2023-11-30 13:43:54,571 ERROR services.py:1329 -- Failed to start the dashboard , return code 1 2023-11-30 13:43:54,577 ERROR services.py:1354 -- Error should be written to 'dashboard.log' or 'dashboard.err'. We are printing the last 20 lines for you. See 'https://docs.ray.io/en/master/ray-observability/ray-logging.html#logging-directory-structure' to find where the log file is. 2023-11-30 13:43:54,602 ERROR services.py:1398 -- The last 20 lines of /tmp/ray/session_2023-11-30_13-43-49_981892_16350/logs/dashboard.log (it contains the error message from the dashboard): File "/Users/marri/opt/anaconda3/envs/RL/lib/python3.9/importlib/init.py", line 127, in import_module return _bootstrap._gcd_import(name[level:], package, level) File "", line 1030, in _gcd_import File "", line 1007, in _find_and_load File "", line 986, in _find_and_load_unlocked File "", line 680, in _load_unlocked File "", line 850, in exec_module File "", line 228, in _call_with_frames_removed File "/Users/marri/opt/anaconda3/envs/RL/lib/python3.9/site-packages/ray/dashboard/modules/job/cli.py", line 16, in from ray.job_submission import JobStatus, JobSubmissionClient File "/Users/marri/opt/anaconda3/envs/RL/lib/python3.9/site-packages/ray/job_submission/init.py", line 2, in from ray.dashboard.modules.job.pydantic_models import DriverInfo, JobDetails, JobType File "/Users/marri/opt/anaconda3/envs/RL/lib/python3.9/site-packages/ray/dashboard/modules/job/pydantic_models.py", line 4, in from ray._private.pydantic_compat import BaseModel, Field, PYDANTIC_INSTALLED File "/Users/marri/opt/anaconda3/envs/RL/lib/python3.9/site-packages/ray/_private/pydantic_compat.py", line 100, in monkeypatch_pydantic_2_for_cloudpickle() File "/Users/marri/opt/anaconda3/envs/RL/lib/python3.9/site-packages/ray/_private/pydantic_compat.py", line 58, in monkeypatch_pydantic_2_for_cloudpickle pydantic._internal._model_construction.SchemaSerializer = ( AttributeError: module 'pydantic' has no attribute '_internal' 2023-11-30 13:43:54,891 INFO worker.py:1673 -- Started a local Ray instance.

Issue Severity

High: It blocks me from completing my task.

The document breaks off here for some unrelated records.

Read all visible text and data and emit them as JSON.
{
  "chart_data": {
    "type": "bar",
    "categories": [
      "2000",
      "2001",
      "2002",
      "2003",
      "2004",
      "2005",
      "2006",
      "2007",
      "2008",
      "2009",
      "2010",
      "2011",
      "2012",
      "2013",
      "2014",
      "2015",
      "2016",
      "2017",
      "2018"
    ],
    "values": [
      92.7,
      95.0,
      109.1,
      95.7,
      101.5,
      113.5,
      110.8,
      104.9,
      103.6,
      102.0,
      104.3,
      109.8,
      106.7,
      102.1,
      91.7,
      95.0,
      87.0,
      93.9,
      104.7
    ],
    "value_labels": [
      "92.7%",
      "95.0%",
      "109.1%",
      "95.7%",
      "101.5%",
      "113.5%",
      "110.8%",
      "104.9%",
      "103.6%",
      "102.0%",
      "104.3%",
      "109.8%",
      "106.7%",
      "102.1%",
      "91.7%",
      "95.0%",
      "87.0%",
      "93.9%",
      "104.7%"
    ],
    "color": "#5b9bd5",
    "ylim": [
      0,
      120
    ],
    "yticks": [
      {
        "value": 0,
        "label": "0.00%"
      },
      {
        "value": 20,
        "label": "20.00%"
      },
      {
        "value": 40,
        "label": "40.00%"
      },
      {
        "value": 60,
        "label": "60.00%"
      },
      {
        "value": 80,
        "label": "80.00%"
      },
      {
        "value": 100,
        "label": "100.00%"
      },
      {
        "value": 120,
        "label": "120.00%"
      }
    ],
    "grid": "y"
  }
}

scottsun94 commented 9 months ago

@alanwguo do you know if it's a known issue given it's related to Pydantic?

anyscalesam commented 9 months ago

@alanwguo can you triage?

alanwguo commented 9 months ago

@mkolyaei , as a workaround can you install a version of pydantic between >= 1.9 and < 2.5?

In the latest master, we've updated this pydantic compatibility logic so starting in ray 2.9.0, you should not run into this.